The Conservative-Middle East Council (CMEC) has been run since 2017 by Charlotte Leslie (pictured left). Sir Nicholas Soames (pictured right), the former MP, is CMEC’s honorary chairman.
In 2019, CMEC ceased to be formally affiliated with the Tory party, allowing it to accept non-Conservatives as members and seek wider funding.
At least two memos questioning Amersi’s business dealings and loyalties were reportedly sent by Leslie to Soames. They were also seen by Elliot and eventually by the subject himself.
One of the transactions questioned in the memo was the sale in 2005 of the Russian communications company, PeterStar, to a Luxembourg-based conglomerate. Amersi was paid $4million for working on the deal.
It later emerged that Leonid Reiman, then Putin’s telecoms minister, secretly controlled the Luxembourg company.
It was alleged in the memo – and has been repeated in the financial press – that Amersi knew of Reiman’s ownership at the time.
Last night he absolutely denied this and said all due diligences had been carried out. None had revealed Reiman’s hidden connections.
Amersi told the Mail: ‘They say (in the memos) that I have made my money in Russia in dodgy circumstances and on behalf of the Russian state I am taking over an important asset of British Middle Eastern diplomacy. They have also questioned my connections with Iran, a hostile state.
‘If I have done anything wrong in life I am very happy to accept it. But I have done nothing wrong. All of the transactions mentioned were carried out in a legitimate manner and with regulatory approval. Nothing hidden, nothing sinister, nothing I am ashamed of.
Amersi told the Mail he wanted to apologise to the Prince of Wales for him being drawn into the row
‘This is just a vicious attempt by Nicholas Soames and Charlotte Leslie, supported by some Arab states lobbying behind the scenes to make me appear not fit for purpose for this position.

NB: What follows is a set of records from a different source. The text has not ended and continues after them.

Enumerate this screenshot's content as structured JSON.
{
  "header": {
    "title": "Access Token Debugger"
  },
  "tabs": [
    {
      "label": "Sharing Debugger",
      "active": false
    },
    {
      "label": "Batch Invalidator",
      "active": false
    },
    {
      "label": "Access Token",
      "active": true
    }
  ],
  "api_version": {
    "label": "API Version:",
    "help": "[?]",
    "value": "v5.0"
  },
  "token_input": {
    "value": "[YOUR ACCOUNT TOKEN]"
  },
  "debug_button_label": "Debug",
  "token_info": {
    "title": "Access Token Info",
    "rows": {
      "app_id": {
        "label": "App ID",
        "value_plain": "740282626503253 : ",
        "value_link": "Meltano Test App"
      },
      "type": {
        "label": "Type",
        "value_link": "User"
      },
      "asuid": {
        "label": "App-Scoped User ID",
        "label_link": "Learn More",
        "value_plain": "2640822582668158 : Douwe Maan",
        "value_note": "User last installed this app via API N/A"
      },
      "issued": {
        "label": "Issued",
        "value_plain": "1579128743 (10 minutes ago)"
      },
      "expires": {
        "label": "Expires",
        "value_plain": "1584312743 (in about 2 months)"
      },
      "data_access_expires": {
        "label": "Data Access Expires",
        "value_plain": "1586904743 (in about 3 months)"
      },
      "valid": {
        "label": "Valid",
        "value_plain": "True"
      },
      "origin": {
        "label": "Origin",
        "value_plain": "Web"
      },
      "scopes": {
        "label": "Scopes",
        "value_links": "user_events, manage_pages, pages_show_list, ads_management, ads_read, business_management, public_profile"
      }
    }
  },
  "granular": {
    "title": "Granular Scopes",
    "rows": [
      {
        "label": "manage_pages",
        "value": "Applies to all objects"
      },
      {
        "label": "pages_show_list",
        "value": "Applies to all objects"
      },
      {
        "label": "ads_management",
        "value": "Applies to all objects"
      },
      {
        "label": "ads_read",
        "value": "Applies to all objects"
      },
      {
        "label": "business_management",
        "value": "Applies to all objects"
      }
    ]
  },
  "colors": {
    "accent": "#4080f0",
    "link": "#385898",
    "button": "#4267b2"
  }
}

‘I find myself wasting my time and my money over this. I have retired from business. I do not need any (political) favours or permissions to build.
‘There is nothing in it for me. The party approached me and asked me to set up an affiliate which had widespread support from senior figures.
‘But when (CMEC) found out they thought ‘‘woah, our franchise is going to be hit hard’’. They took umbrage and Leslie decided she would stop this from happening and so composed an anonymous memo and sent it to 16 parliamentarians, the security services and four members of the Arab diplomatic corps.’
‘(Comena) is not my initiative, but a joint initiative,’ Amersi adds. ‘I was told (by Central office) that they wanted me to form Comena because the previous Mid East friendship group had disaffiliated. That is why I’m involved.’
He said he had not sued Soames only because of his ‘distinguished ancestry’ (his grandfather was Winston Churchill).
Amersi told the Mail he wanted to apologise to the Prince of Wales for him being drawn into the row.
‘My intention was never to embarrass the Royal Family and particularly the Prince of Wales,’ he said.
‘I have had the privilege of meeting him and serving him on a number of bodies. I have the greatest respect for him and have witnessed his work first hand round the world. I am sorry he has been dragged into this inadvertently.’
He said of his current relationship with Quintessentially: ‘I used to pay £15,000 a year to be an “elite” member. But it simply became a very expensive way to order flowers or book a car.
‘So In January I downgraded it to become just a “lifestyle” member. That only costs £5,000 per annum.’
Which presents value for money in the high-rolling world of the enigmatic Mohamed Amersi.